Autour d’Act Up-Paris ont répondu activement présents : le Syndicat de la Magistrature ; la Ligue des Droits de l’Homme ; l’ARAPEJ Ile de France ; Aides Ile de France ; le Conseil National du Sida ; la Croix Rouge Française ; le FNARS ; le Génépi ; le Groupe Multiprofessionnel Prison ; l’ODU ; le Secours Catholique ; SOS Homophobie ; le Syndicat des Avocats de France ; l’ANVP ; l’ACAT.
Une telle union est inédite. Elle donne lieu depuis un an à des réunions mensuelles nous permettant d’obtenir des informations sur la situation ; d’analyser concrètement les blocages rencontrés ; de mettre en place aussi un travail d’information en direction des détenus ; de poursuivre activement un travail de lobby sur les institutions concernées : Ministère de la Santé, Ministère de la Justice, Administration Pénitentiaire. Nous multiplions les rendez-vous institutionnels. Nous continuons à diffuser la lettre commune en direction des détenus qui a pour fonction, au cours d’un court texte rédigé en quatre langues, d’informer les détenus malades sur leur droit. Nous continuons à informer les médias de la situation, avec notamment l’organisation commune en mai dernier d’une conférence de presse à l’Assemblée Nationale sur la suspension de peine.

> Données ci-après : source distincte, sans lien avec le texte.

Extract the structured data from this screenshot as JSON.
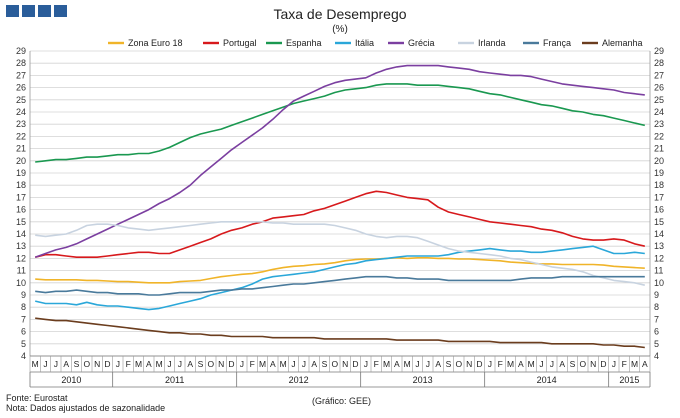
{
  "notes": {
    "source": "Fonte: Eurostat",
    "adjustment": "Nota: Dados ajustados de sazonalidade",
    "credit": "(Gráfico: GEE)"
  },
  "chart_data": {
    "type": "line",
    "title": "Taxa de Desemprego",
    "subtitle": "(%)",
    "ylim": [
      4,
      29
    ],
    "yticks": [
      4,
      5,
      6,
      7,
      8,
      9,
      10,
      11,
      12,
      13,
      14,
      15,
      16,
      17,
      18,
      19,
      20,
      21,
      22,
      23,
      24,
      25,
      26,
      27,
      28,
      29
    ],
    "grid": true,
    "legend_position": "top",
    "month_labels": [
      "M",
      "J",
      "J",
      "A",
      "S",
      "O",
      "N",
      "D",
      "J",
      "F",
      "M",
      "A",
      "M",
      "J",
      "J",
      "A",
      "S",
      "O",
      "N",
      "D",
      "J",
      "F",
      "M",
      "A",
      "M",
      "J",
      "J",
      "A",
      "S",
      "O",
      "N",
      "D",
      "J",
      "F",
      "M",
      "A",
      "M",
      "J",
      "J",
      "A",
      "S",
      "O",
      "N",
      "D",
      "J",
      "F",
      "M",
      "A",
      "M",
      "J",
      "J",
      "A",
      "S",
      "O",
      "N",
      "D",
      "J",
      "F",
      "M",
      "A"
    ],
    "years": [
      {
        "label": "2010",
        "months": 8
      },
      {
        "label": "2011",
        "months": 12
      },
      {
        "label": "2012",
        "months": 12
      },
      {
        "label": "2013",
        "months": 12
      },
      {
        "label": "2014",
        "months": 12
      },
      {
        "label": "2015",
        "months": 4
      }
    ],
    "series": [
      {
        "name": "Zona Euro 18",
        "color": "#f0b429",
        "values": [
          10.3,
          10.25,
          10.25,
          10.25,
          10.25,
          10.2,
          10.2,
          10.15,
          10.1,
          10.1,
          10.05,
          10.0,
          10.0,
          10.0,
          10.1,
          10.15,
          10.2,
          10.35,
          10.5,
          10.6,
          10.7,
          10.75,
          10.9,
          11.1,
          11.25,
          11.35,
          11.4,
          11.5,
          11.55,
          11.65,
          11.8,
          11.9,
          11.95,
          11.95,
          12.0,
          12.05,
          12.0,
          12.05,
          12.05,
          12.0,
          12.0,
          11.95,
          11.95,
          11.9,
          11.85,
          11.8,
          11.7,
          11.65,
          11.6,
          11.55,
          11.55,
          11.5,
          11.5,
          11.5,
          11.5,
          11.45,
          11.35,
          11.3,
          11.25,
          11.2
        ]
      },
      {
        "name": "Portugal",
        "color": "#d7191c",
        "values": [
          12.1,
          12.3,
          12.3,
          12.2,
          12.1,
          12.1,
          12.1,
          12.2,
          12.3,
          12.4,
          12.5,
          12.5,
          12.4,
          12.4,
          12.7,
          13.0,
          13.3,
          13.6,
          14.0,
          14.3,
          14.5,
          14.8,
          15.0,
          15.3,
          15.4,
          15.5,
          15.6,
          15.9,
          16.1,
          16.4,
          16.7,
          17.0,
          17.3,
          17.5,
          17.4,
          17.2,
          17.0,
          16.9,
          16.8,
          16.2,
          15.8,
          15.6,
          15.4,
          15.2,
          15.0,
          14.9,
          14.8,
          14.7,
          14.6,
          14.4,
          14.3,
          14.1,
          13.8,
          13.6,
          13.5,
          13.5,
          13.6,
          13.5,
          13.2,
          13.0
        ]
      },
      {
        "name": "Espanha",
        "color": "#1a9850",
        "values": [
          19.9,
          20.0,
          20.1,
          20.1,
          20.2,
          20.3,
          20.3,
          20.4,
          20.5,
          20.5,
          20.6,
          20.6,
          20.8,
          21.1,
          21.5,
          21.9,
          22.2,
          22.4,
          22.6,
          22.9,
          23.2,
          23.5,
          23.8,
          24.1,
          24.4,
          24.7,
          24.9,
          25.1,
          25.3,
          25.6,
          25.8,
          25.9,
          26.0,
          26.2,
          26.3,
          26.3,
          26.3,
          26.2,
          26.2,
          26.2,
          26.1,
          26.0,
          25.9,
          25.7,
          25.5,
          25.4,
          25.2,
          25.0,
          24.8,
          24.6,
          24.5,
          24.3,
          24.1,
          24.0,
          23.8,
          23.7,
          23.5,
          23.3,
          23.1,
          22.9
        ]
      },
      {
        "name": "Itália",
        "color": "#2aa7d9",
        "values": [
          8.5,
          8.3,
          8.3,
          8.3,
          8.2,
          8.4,
          8.2,
          8.1,
          8.1,
          8.0,
          7.9,
          7.8,
          7.9,
          8.1,
          8.3,
          8.5,
          8.7,
          9.0,
          9.2,
          9.4,
          9.6,
          9.9,
          10.3,
          10.5,
          10.6,
          10.7,
          10.8,
          10.9,
          11.1,
          11.3,
          11.5,
          11.6,
          11.8,
          11.9,
          12.0,
          12.1,
          12.2,
          12.2,
          12.2,
          12.2,
          12.3,
          12.5,
          12.6,
          12.7,
          12.8,
          12.7,
          12.6,
          12.6,
          12.5,
          12.5,
          12.6,
          12.7,
          12.8,
          12.9,
          13.0,
          12.7,
          12.4,
          12.4,
          12.5,
          12.4
        ]
      },
      {
        "name": "Grécia",
        "color": "#7b3fa0",
        "values": [
          12.1,
          12.4,
          12.7,
          12.9,
          13.2,
          13.6,
          14.0,
          14.4,
          14.8,
          15.2,
          15.6,
          16.0,
          16.5,
          16.9,
          17.4,
          18.0,
          18.8,
          19.5,
          20.2,
          20.9,
          21.5,
          22.1,
          22.7,
          23.4,
          24.2,
          24.9,
          25.3,
          25.7,
          26.1,
          26.4,
          26.6,
          26.7,
          26.8,
          27.2,
          27.5,
          27.7,
          27.8,
          27.8,
          27.8,
          27.8,
          27.7,
          27.6,
          27.5,
          27.3,
          27.2,
          27.1,
          27.0,
          27.0,
          26.9,
          26.7,
          26.5,
          26.3,
          26.2,
          26.1,
          26.0,
          25.9,
          25.8,
          25.6,
          25.5,
          25.4
        ]
      },
      {
        "name": "Irlanda",
        "color": "#c8d3e0",
        "values": [
          13.9,
          13.8,
          13.9,
          14.0,
          14.3,
          14.7,
          14.8,
          14.8,
          14.7,
          14.5,
          14.4,
          14.3,
          14.4,
          14.5,
          14.6,
          14.7,
          14.8,
          14.9,
          15.0,
          15.0,
          15.0,
          15.0,
          15.0,
          14.9,
          14.9,
          14.8,
          14.8,
          14.8,
          14.8,
          14.7,
          14.5,
          14.3,
          14.0,
          13.8,
          13.7,
          13.8,
          13.8,
          13.7,
          13.4,
          13.1,
          12.8,
          12.6,
          12.5,
          12.4,
          12.3,
          12.2,
          12.0,
          11.9,
          11.7,
          11.5,
          11.3,
          11.2,
          11.1,
          10.9,
          10.6,
          10.4,
          10.2,
          10.1,
          10.0,
          9.8
        ]
      },
      {
        "name": "França",
        "color": "#4a7a9b",
        "values": [
          9.3,
          9.2,
          9.3,
          9.3,
          9.4,
          9.3,
          9.2,
          9.2,
          9.1,
          9.1,
          9.1,
          9.0,
          9.0,
          9.1,
          9.2,
          9.2,
          9.2,
          9.3,
          9.4,
          9.4,
          9.5,
          9.5,
          9.6,
          9.7,
          9.8,
          9.9,
          9.9,
          10.0,
          10.1,
          10.2,
          10.3,
          10.4,
          10.5,
          10.5,
          10.5,
          10.4,
          10.4,
          10.3,
          10.3,
          10.3,
          10.2,
          10.2,
          10.2,
          10.2,
          10.2,
          10.2,
          10.2,
          10.3,
          10.4,
          10.4,
          10.4,
          10.5,
          10.5,
          10.5,
          10.5,
          10.5,
          10.5,
          10.5,
          10.5,
          10.5
        ]
      },
      {
        "name": "Alemanha",
        "color": "#6b3d1e",
        "values": [
          7.1,
          7.0,
          6.9,
          6.9,
          6.8,
          6.7,
          6.6,
          6.5,
          6.4,
          6.3,
          6.2,
          6.1,
          6.0,
          5.9,
          5.9,
          5.8,
          5.8,
          5.7,
          5.7,
          5.6,
          5.6,
          5.6,
          5.6,
          5.5,
          5.5,
          5.5,
          5.5,
          5.5,
          5.4,
          5.4,
          5.4,
          5.4,
          5.4,
          5.4,
          5.4,
          5.3,
          5.3,
          5.3,
          5.3,
          5.3,
          5.2,
          5.2,
          5.2,
          5.2,
          5.2,
          5.1,
          5.1,
          5.1,
          5.1,
          5.1,
          5.0,
          5.0,
          5.0,
          5.0,
          5.0,
          4.9,
          4.9,
          4.8,
          4.8,
          4.7
        ]
      }
    ]
  }
}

Aujourd’hui, nous ne nous battons plus seulement pour que son application soit effectivement générale. Il s’agit pour l’heure de défendre cette loi qui est radicalement remise en question par l’amendement du sénateur Zocchetto. Le Sénat qui taxait ses prisons de " honte " il y a trois ans et qui exigeait notamment que des mesures d’urgence soient prises en direction des détenus gravement malades a validé un amendement qui conditionne la suspension de peine au "risque" que représenterait le détenu. Chacun sait pourtant que conditionner cette loi à de tels critères est absurde. L’amendement Zocchetto, en modifiant la lettre législative, en annule l’esprit : certains états pathologiques exigent de façon inconditionnée un arrêt de la détention et exigent tout autant que seules des considérations d’ordre médical, en l’occurrence vital, puissent jouer sur la décision. Nous espérons (et surtout agissons pour) que la loi sur la suspension de peine actuelle sera maintenue, et à terme, appliquée. Face à l’urgence vitale à laquelle elle est censée répondre, force est de constater que l’évolution ouverte par cette loi est d’une lenteur insupportable.
Au-delà de l’identification de tous les obstacles pratiques que rencontre l’article 10 de la loi de mars 2002 (déficience de l’accueil à la sortie et de l’hébergement ; isolement de certains détenus ; manque d’information des détenus, des médecins, des magistrats...) reste cette question : pourquoi cette loi n’est-elle pas appliquée, pourquoi est-elle toujours remise en question ? Ce questionnement ne peut que renvoyer au rapport ambigu qu’une démocratie entretient à ses propres prisons ; à la peine de mort. A celui aussi que nos régimes politiques continuent à entretenir, au-delà du biopolitique tel que Foucault l’a identifié [3], avec ce droit souverain de mort, aussi invisible soit-il. L’utopie politique que semble aujourd’hui plus que jamais représenter une telle loi tiendrait à la nature même de nos institutions politiques.
Mais si les faits semblent dire que l’idée de suspendre la peine de ceux qui sont en train de mourir en prison est loin d’être acquise, aucun d’entre nous ne peut accepter qu’elle tienne de la pure utopie. Libérer les détenus gravement malades est une exigence : de dignité, de décence, de vie. Et de combat.